We proposed two promising techniques to solve E(\(\phi \) U \(\psi \)) and (EX)\(^{k}\phi \) with the CEGAR approach for Petri nets and used this as building bricks to solve the class of finite-linear-path CTL-formulas. The main concept is to use constraints on the Parikh vector. We refine the over approximation iteratively until it becomes a realizable solution or infeasible. We also introduced quick-checks for solving EG \(\phi \) under certain circumstances.
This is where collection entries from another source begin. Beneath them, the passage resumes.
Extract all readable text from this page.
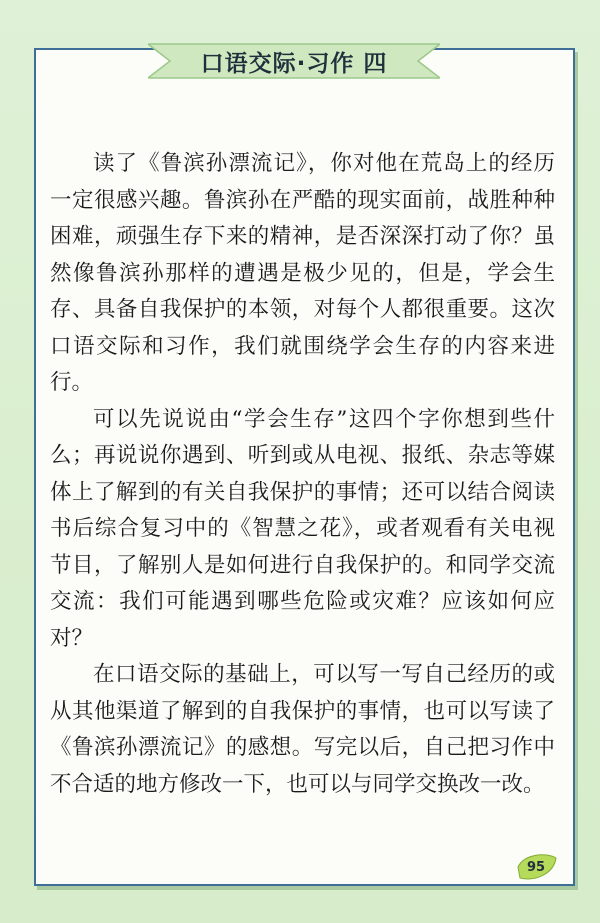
口语交际·习作 四

读了《鲁滨孙漂流记》，你对他在荒岛上的经历一定很感兴趣。鲁滨孙在严酷的现实面前，战胜种种困难，顽强生存下来的精神，是否深深打动了你？虽然像鲁滨孙那样的遭遇是极少见的，但是，学会生存、具备自我保护的本领，对每个人都很重要。这次口语交际和习作，我们就围绕学会生存的内容来进行。

可以先说说由“学会生存”这四个字你想到些什么；再说说你遇到、听到或从电视、报纸、杂志等媒体上了解到的有关自我保护的事情；还可以结合阅读书后综合复习中的《智慧之花》，或者观看有关电视节目，了解别人是如何进行自我保护的。和同学交流交流：我们可能遇到哪些危险或灾难？应该如何应对？

在口语交际的基础上，可以写一写自己经历的或从其他渠道了解到的自我保护的事情，也可以写读了《鲁滨孙漂流记》的感想。写完以后，自己把习作中不合适的地方修改一下，也可以与同学交换改一改。

95
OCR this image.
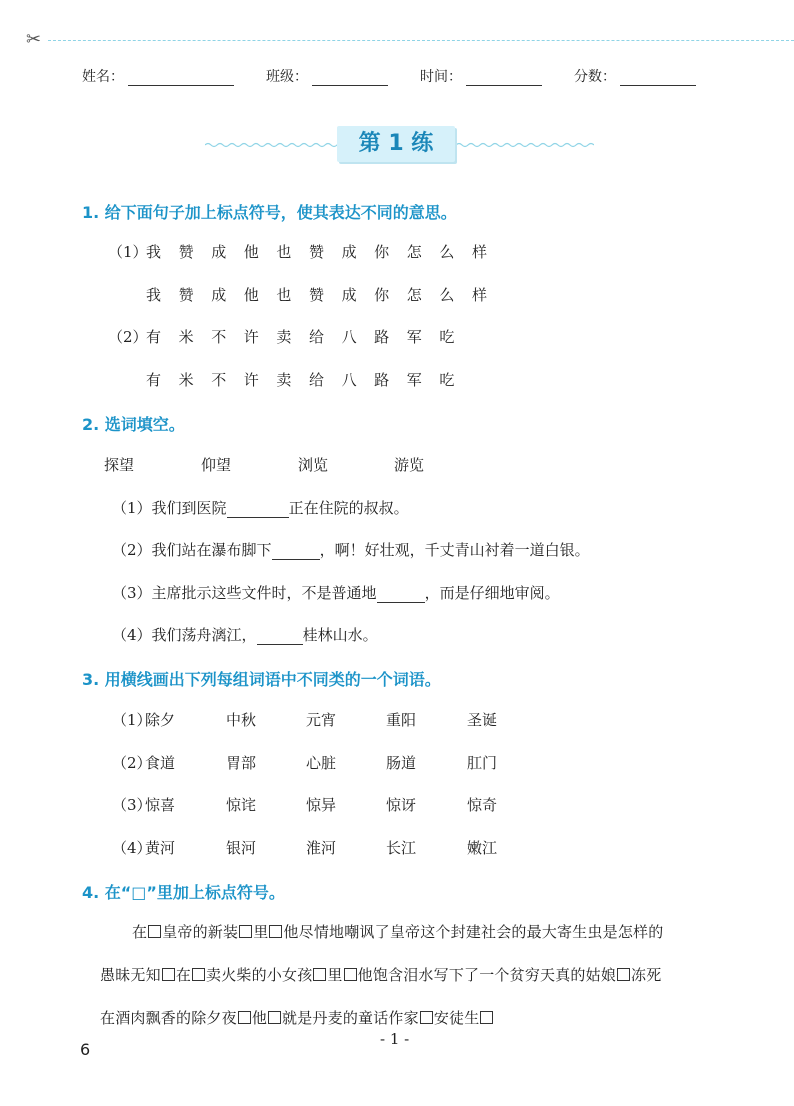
✂
姓名：	班级：	时间：	分数：
第 1 练
1. 给下面句子加上标点符号，使其表达不同的意思。
（1）我 赞 成 他 也 赞 成 你 怎 么 样
我 赞 成 他 也 赞 成 你 怎 么 样
（2）有 米 不 许 卖 给 八 路 军 吃
有 米 不 许 卖 给 八 路 军 吃
2. 选词填空。
探望	仰望	浏览	游览
（1）我们到医院	正在住院的叔叔。
（2）我们站在瀑布脚下	，啊！好壮观，千丈青山衬着一道白银。
（3）主席批示这些文件时，不是普通地	，而是仔细地审阅。
（4）我们荡舟漓江，	桂林山水。
3. 用横线画出下列每组词语中不同类的一个词语。
（1）
除夕	中秋	元宵	重阳	圣诞
（2）
食道	胃部	心脏	肠道	肛门
（3）
惊喜	惊诧	惊异	惊讶	惊奇
（4）
黄河	银河	淮河	长江	嫩江
4. 在“□”里加上标点符号。
在 皇帝的新装 里 他尽情地嘲讽了皇帝这个封建社会的最大寄生虫是怎样的
愚昧无知 在 卖火柴的小女孩 里 他饱含泪水写下了一个贫穷天真的姑娘 冻死
在酒肉飘香的除夕夜 他 就是丹麦的童话作家 安徒生
6
- 1 -
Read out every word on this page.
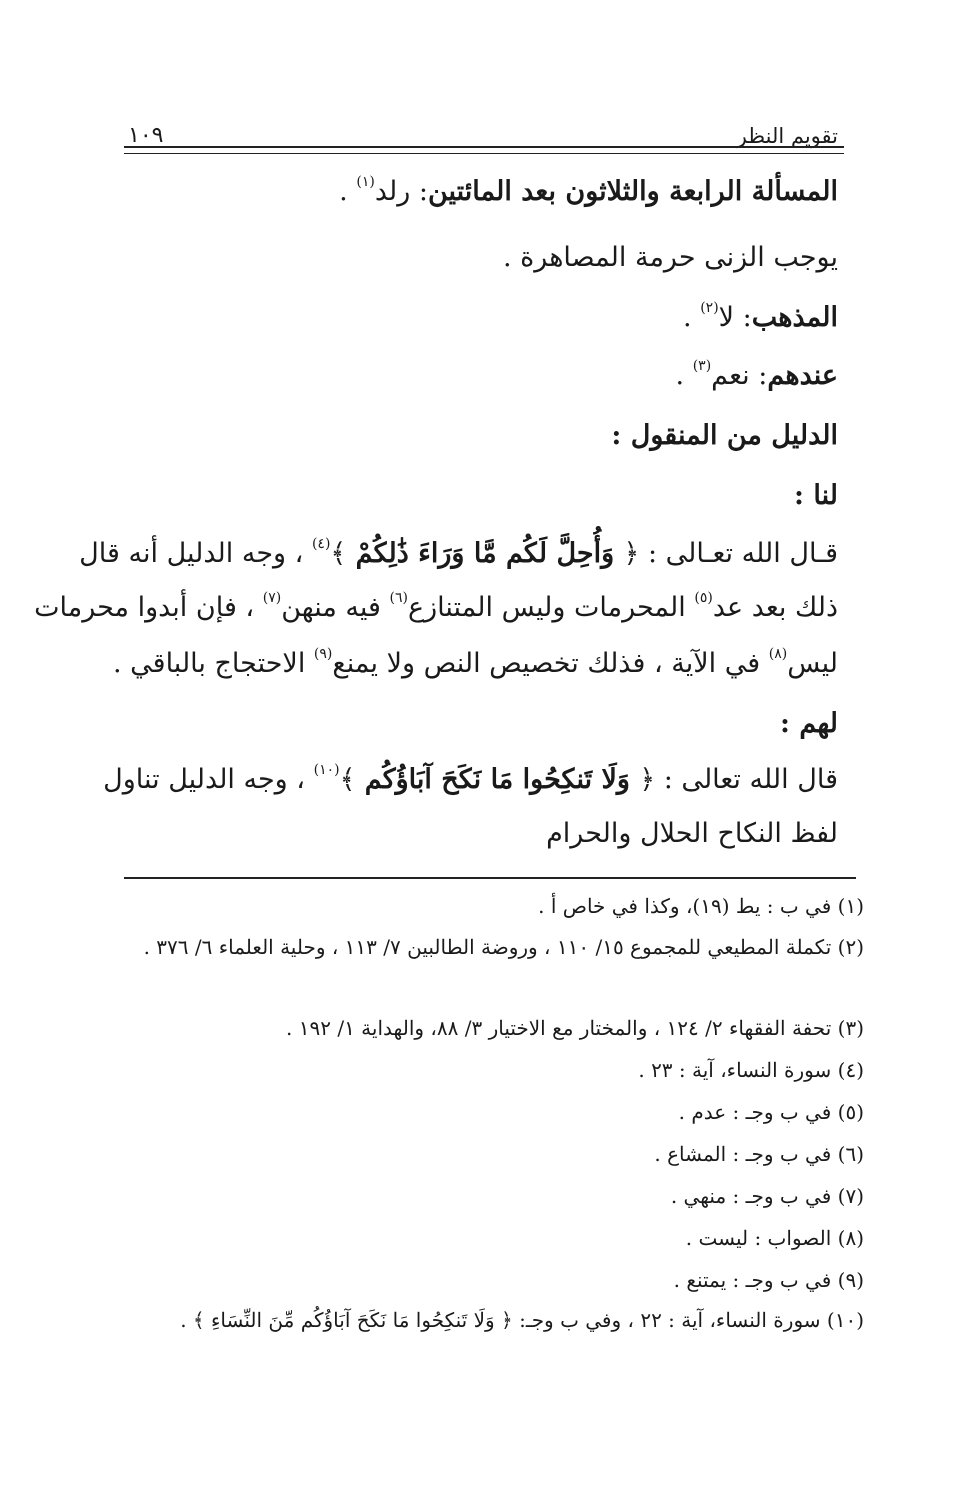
١٠٩	تقويم النظر
المسألة الرابعة والثلاثون بعد المائتين: رلد$^{(١)}$ .
يوجب الزنى حرمة المصاهرة .
المذهب: لا$^{(٢)}$ .
عندهم: نعم$^{(٣)}$ .
الدليل من المنقول :
لنا :
قـال الله تعـالى : ﴿ وَأُحِلَّ لَكُم مَّا وَرَاءَ ذَٰلِكُمْ ﴾$^{(٤)}$ ، وجه الدليل أنه قال
ذلك بعد عد$^{(٥)}$ المحرمات وليس المتنازع$^{(٦)}$ فيه منهن$^{(٧)}$ ، فإن أبدوا محرمات
ليس$^{(٨)}$ في الآية ، فذلك تخصيص النص ولا يمنع$^{(٩)}$ الاحتجاج بالباقي .
لهم :
قال الله تعالى : ﴿ وَلَا تَنكِحُوا مَا نَكَحَ آبَاؤُكُم ﴾$^{(١٠)}$ ، وجه الدليل تناول
لفظ النكاح الحلال والحرام
(١) في ب : يط (١٩)، وكذا في خاص أ .
(٢) تكملة المطيعي للمجموع ١٥/ ١١٠ ، وروضة الطالبين ٧/ ١١٣ ، وحلية العلماء ٦/ ٣٧٦ .
(٣) تحفة الفقهاء ٢/ ١٢٤ ، والمختار مع الاختيار ٣/ ٨٨، والهداية ١/ ١٩٢ .
(٤) سورة النساء، آية : ٢٣ .
(٥) في ب وجـ : عدم .
(٦) في ب وجـ : المشاع .
(٧) في ب وجـ : منهي .
(٨) الصواب : ليست .
(٩) في ب وجـ : يمتنع .
(١٠) سورة النساء، آية : ٢٢ ، وفي ب وجـ: ﴿ وَلَا تَنكِحُوا مَا نَكَحَ آبَاؤُكُم مِّنَ النِّسَاءِ ﴾ .
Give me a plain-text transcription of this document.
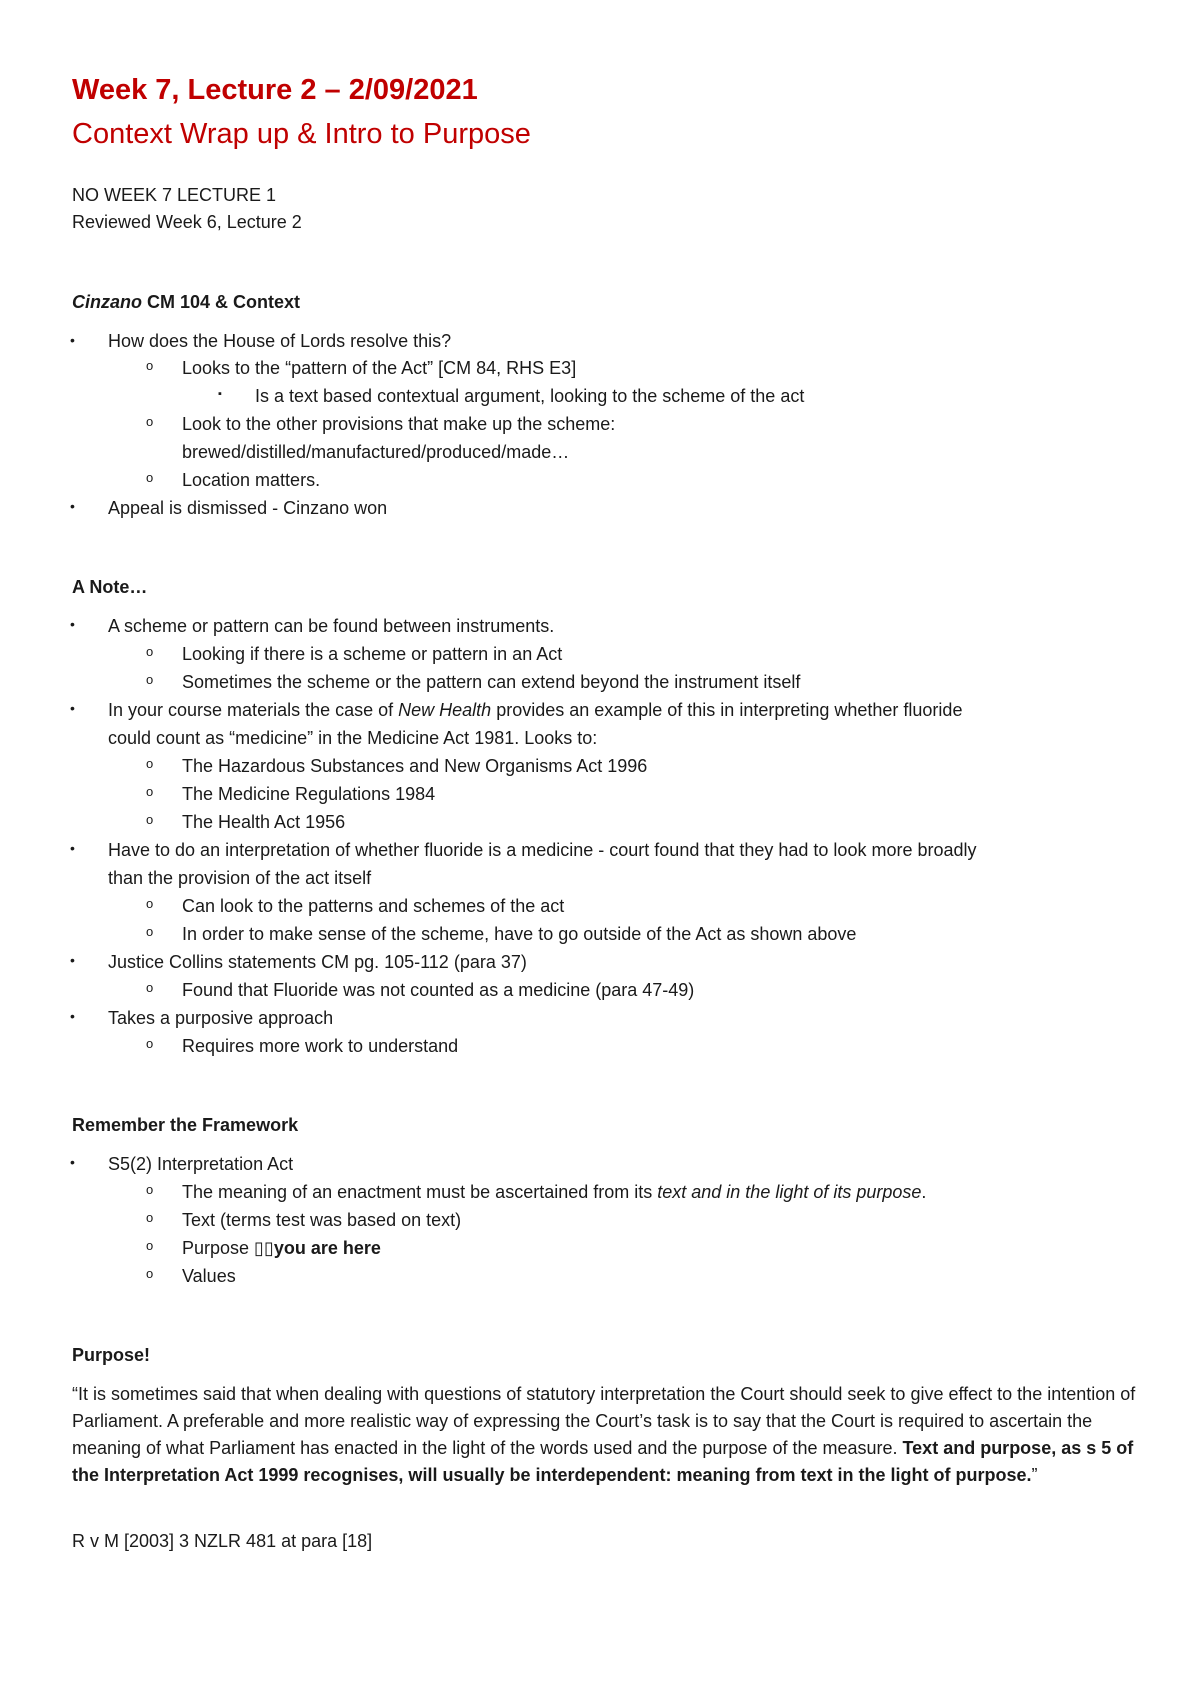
Week 7, Lecture 2 – 2/09/2021
Context Wrap up & Intro to Purpose
NO WEEK 7 LECTURE 1
Reviewed Week 6, Lecture 2
Cinzano CM 104 & Context
• How does the House of Lords resolve this?
o Looks to the “pattern of the Act” [CM 84, RHS E3]
▪ Is a text based contextual argument, looking to the scheme of the act
o Look to the other provisions that make up the scheme:
brewed/distilled/manufactured/produced/made…
o Location matters.
• Appeal is dismissed - Cinzano won
A Note…
• A scheme or pattern can be found between instruments.
o Looking if there is a scheme or pattern in an Act
o Sometimes the scheme or the pattern can extend beyond the instrument itself
• In your course materials the case of New Health provides an example of this in interpreting whether fluoride
could count as “medicine” in the Medicine Act 1981. Looks to:
o The Hazardous Substances and New Organisms Act 1996
o The Medicine Regulations 1984
o The Health Act 1956
• Have to do an interpretation of whether fluoride is a medicine - court found that they had to look more broadly
than the provision of the act itself
o Can look to the patterns and schemes of the act
o In order to make sense of the scheme, have to go outside of the Act as shown above
• Justice Collins statements CM pg. 105-112 (para 37)
o Found that Fluoride was not counted as a medicine (para 47-49)
• Takes a purposive approach
o Requires more work to understand
Remember the Framework
• S5(2) Interpretation Act
o The meaning of an enactment must be ascertained from its text and in the light of its purpose.
o Text (terms test was based on text)
o Purpose ▯▯you are here
o Values
Purpose!
“It is sometimes said that when dealing with questions of statutory interpretation the Court should seek to give effect to the intention of Parliament. A preferable and more realistic way of expressing the Court’s task is to say that the Court is required to ascertain the meaning of what Parliament has enacted in the light of the words used and the purpose of the measure. Text and purpose, as s 5 of the Interpretation Act 1999 recognises, will usually be interdependent: meaning from text in the light of purpose.”
R v M [2003] 3 NZLR 481 at para [18]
To solve E(\(\phi \) U \(\psi \)), we solve EF \( \psi \) and keep \( \phi \) true in every state along the path. To keep \( \phi \) true, we introduced the concept of balance constraints for the ILP-problem to ensure that an atomic proposition is true after firing the entire solution vector. Furthermore we used a cut-off criterion to ensure that \( \phi \) is also true in every state along the path. For solving (EX)\(^{k}\phi \) we introduced the concept of a length constraint, which makes sure that we only get solutions of length k. The finite-linear-path formulas are using the proposed techniques for solving E(\(\phi \) U \(\psi \)) and (EX)\(^{k}\phi \) in addition to an ILP-problem that is build dependent on the CTL-operators contained in the finite-linear-path formula. To verify EG \(\phi \) with a necessary quick-check in the absence of deadlocks we proposed a minimum constraints which ensure that when no T-invariant is found, EG \(\phi \) must be false. As a sufficient quick-check in the presence of deadlocks we introduced the deadlock-constraint and check if E(\(\phi \) U (\(\phi \ \wedge \) DEADLOCK)) has a realizable solution. All proposed techniques are based on solving ILP-problems and thus avoiding the state space explosion problem.

These techniques will be implemented in LoLA 2 [9]. LoLA 2 is an explicit model checker and is every year on the podium of the Model Checking Contest for Petri nets. Once implemented we expect that the proposed approach will increase the verification performance for this formulas significantly. Especially in case of a negative result, the procedure will terminate quickly, due to the fact that the ILP-problem will become infeasible. We expect a similar performance increase as it was the case for the CEGAR approach for reachability analysis, where the performance of LoLA 2 increased from solving under 80% to over 90% in the Model Checking Contest.